Here are some of the major firms that cut guidance.  (Zacks confirms that many more firms are cutting guidance in Q2 earnings season than Q1.) Keep in mind that companies like to raise guidance during the course of a year,  which has been the norm since mid-2009. So this raft of cuts by big companies is extremely significant.

  • Cummins Engine, a high quality company with significant emerging market exposure, slashed 2012 revenue guidance about 12%.
  • Chip makers Intel and AMD both cut revenue guidance, and AMD had a big earnings miss.
  • Coca-Cola‘s unit growth was weak due to slowing demand in Japan, China and Brazil.
  • Johnson Controls (auto parts and building controls) had a big miss.
  • Dow Chemical, which has broad global exposure, missed estimates and slashed guidance.  (DuPont, by contrast, largely maintained guidance while warning about soft demand.)
  • Texas Instruments issued weak guidance because “the global economic environment is causing both [customers and distributors] to become increasingly cautious in placing new orders.”
  • Yum Brands, one of the most leveraged U.S. plays on Chinese consumers (they love the Colonel’s chicken), reported weak results.
  • UPS cut guidance as international business was flat-to-down on a unit basis, before currency.
  • ITW and Eaton, diversified industrial firms cut guidance, partly on weak foreign demand.
  • Ford cut guidance on weakness in South America, Europe and Asia.  The company said it needs to slash capacity in Europe.
  • Flextronics, a contract manufacturer that assembles electronic devices for other companies, said demand is soft and weakened late in the quarter.
  • Mettler Toledo, which makes scales and other instruments, cut guidance and thinks local currency revenue growth will be about 4% not  6.5%.
  • 3M, widely considered a global industrial bellwether, maintained earnings guidance but cut unit growth guidance.
  • Auto parts maker Borg Warner, with high exposure to Europe and Asia, cut guidance significantly.
  • United Technologies cut revenue guidance about 5%.
  • Starbucks cut guidance on weaker trends in the U.S. and overseas.
  • Las Vegas Sands, which operates gigantic casinos in Macau and Singapore, cut guidance.

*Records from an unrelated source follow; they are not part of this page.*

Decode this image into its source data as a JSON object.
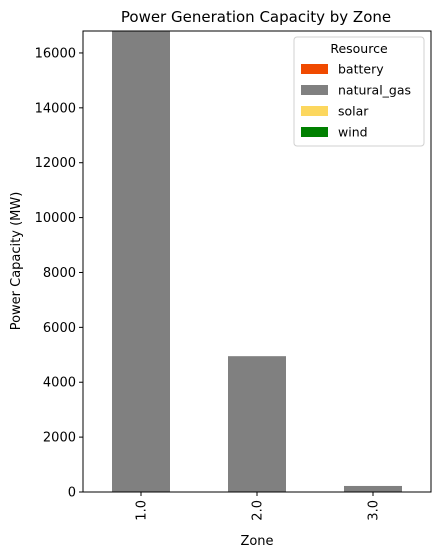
{
  "chart_data": {
    "type": "bar",
    "stacked": true,
    "title": "Power Generation Capacity by Zone",
    "xlabel": "Zone",
    "ylabel": "Power Capacity (MW)",
    "categories": [
      "1.0",
      "2.0",
      "3.0"
    ],
    "ylim": [
      0,
      16800
    ],
    "yticks": [
      0,
      2000,
      4000,
      6000,
      8000,
      10000,
      12000,
      14000,
      16000
    ],
    "legend": {
      "title": "Resource",
      "position": "top-right"
    },
    "series": [
      {
        "name": "battery",
        "color": "#f04a00",
        "values": [
          0,
          0,
          0
        ]
      },
      {
        "name": "natural_gas",
        "color": "#808080",
        "values": [
          16800,
          4950,
          220
        ]
      },
      {
        "name": "solar",
        "color": "#fcd75e",
        "values": [
          0,
          0,
          0
        ]
      },
      {
        "name": "wind",
        "color": "#008000",
        "values": [
          0,
          0,
          0
        ]
      }
    ]
  }
}
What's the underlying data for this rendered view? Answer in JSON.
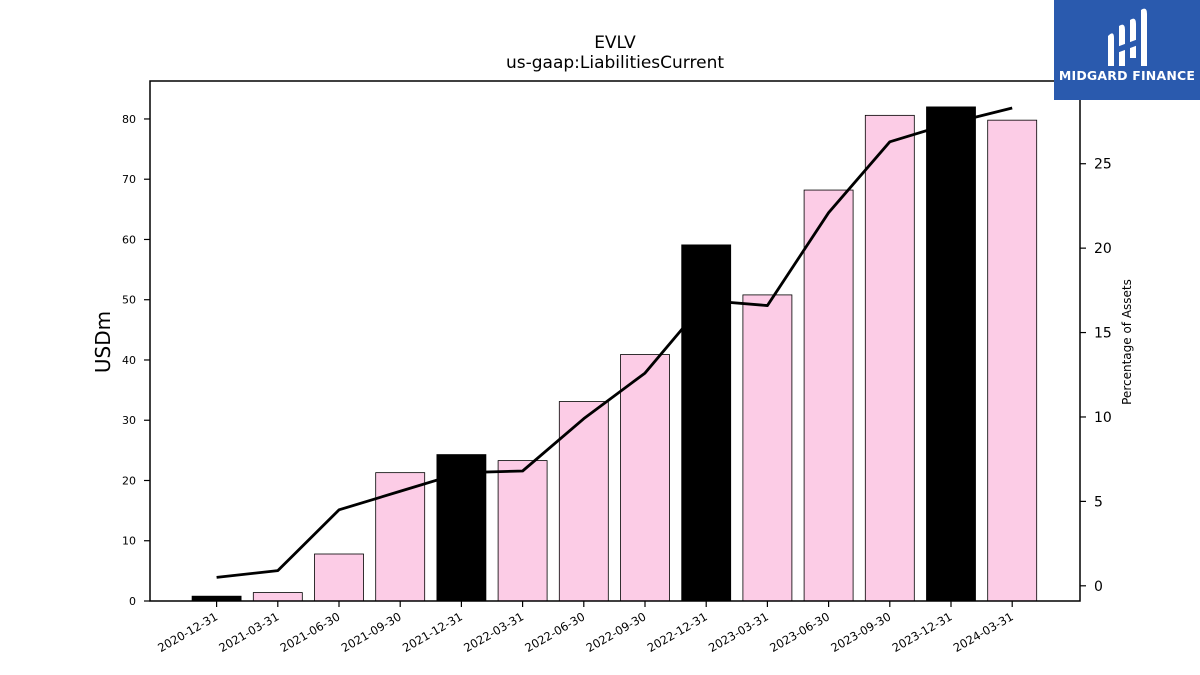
{
  "chart_data": {
    "type": "bar",
    "title": "EVLV",
    "subtitle": "us-gaap:LiabilitiesCurrent",
    "ylabel": "USDm",
    "y2label": "Percentage of Assets",
    "categories": [
      "2020-12-31",
      "2021-03-31",
      "2021-06-30",
      "2021-09-30",
      "2021-12-31",
      "2022-03-31",
      "2022-06-30",
      "2022-09-30",
      "2022-12-31",
      "2023-03-31",
      "2023-06-30",
      "2023-09-30",
      "2023-12-31",
      "2024-03-31"
    ],
    "series": [
      {
        "values": [
          0.8,
          1.4,
          7.8,
          21.3,
          24.3,
          23.3,
          33.1,
          40.9,
          59.1,
          50.8,
          68.2,
          80.6,
          82.0,
          79.8
        ]
      },
      {
        "values": [
          0.5,
          0.9,
          4.5,
          5.6,
          6.7,
          6.8,
          9.9,
          12.6,
          16.9,
          16.6,
          22.1,
          26.3,
          27.4,
          28.3
        ]
      }
    ],
    "bar_colors": [
      "#000000",
      "#fccce6",
      "#fccce6",
      "#fccce6",
      "#000000",
      "#fccce6",
      "#fccce6",
      "#fccce6",
      "#000000",
      "#fccce6",
      "#fccce6",
      "#fccce6",
      "#000000",
      "#fccce6"
    ],
    "ylim": [
      0,
      86.3
    ],
    "yticks": [
      0,
      10,
      20,
      30,
      40,
      50,
      60,
      70,
      80
    ],
    "y2lim": [
      -0.9,
      29.9
    ],
    "y2ticks": [
      0,
      5,
      10,
      15,
      20,
      25
    ],
    "grid": false,
    "line_color": "#000000"
  },
  "logo": {
    "text": "MIDGARD FINANCE",
    "color": "#2a5aae"
  }
}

The Cuts Will Keep on Coming

In our experience when macro conditions deteriorate companies usually don’t cut guidance enough the first time.  (Financial psychologists call this “anchoring” – people tend to be “anchored” to their old estimates and change them slowly.)  So I expect estimates to keep coming down for the next couple of months.  Because much of the global economy takes August off, September comprises far more than 33% of Q3 business activity.  Therefore we expect many negative preannouncements in the second half of September and early October.  If this occurs, investors will start to worry about profits in 2013, the year of the fiscal cliff – will they be $110 or $100 or $90?

Weaker Profits Means Fewer Jobs

Companies will respond to “weak macro” by restraining capital spending, hiring fewer people, and trimming payrolls.  Europe, in particular, is in for a major round of layoffs.  The fiscal cliff is an extra reason for caution, particularly for defense contractors and their many suppliers in the industrial and technology sectors.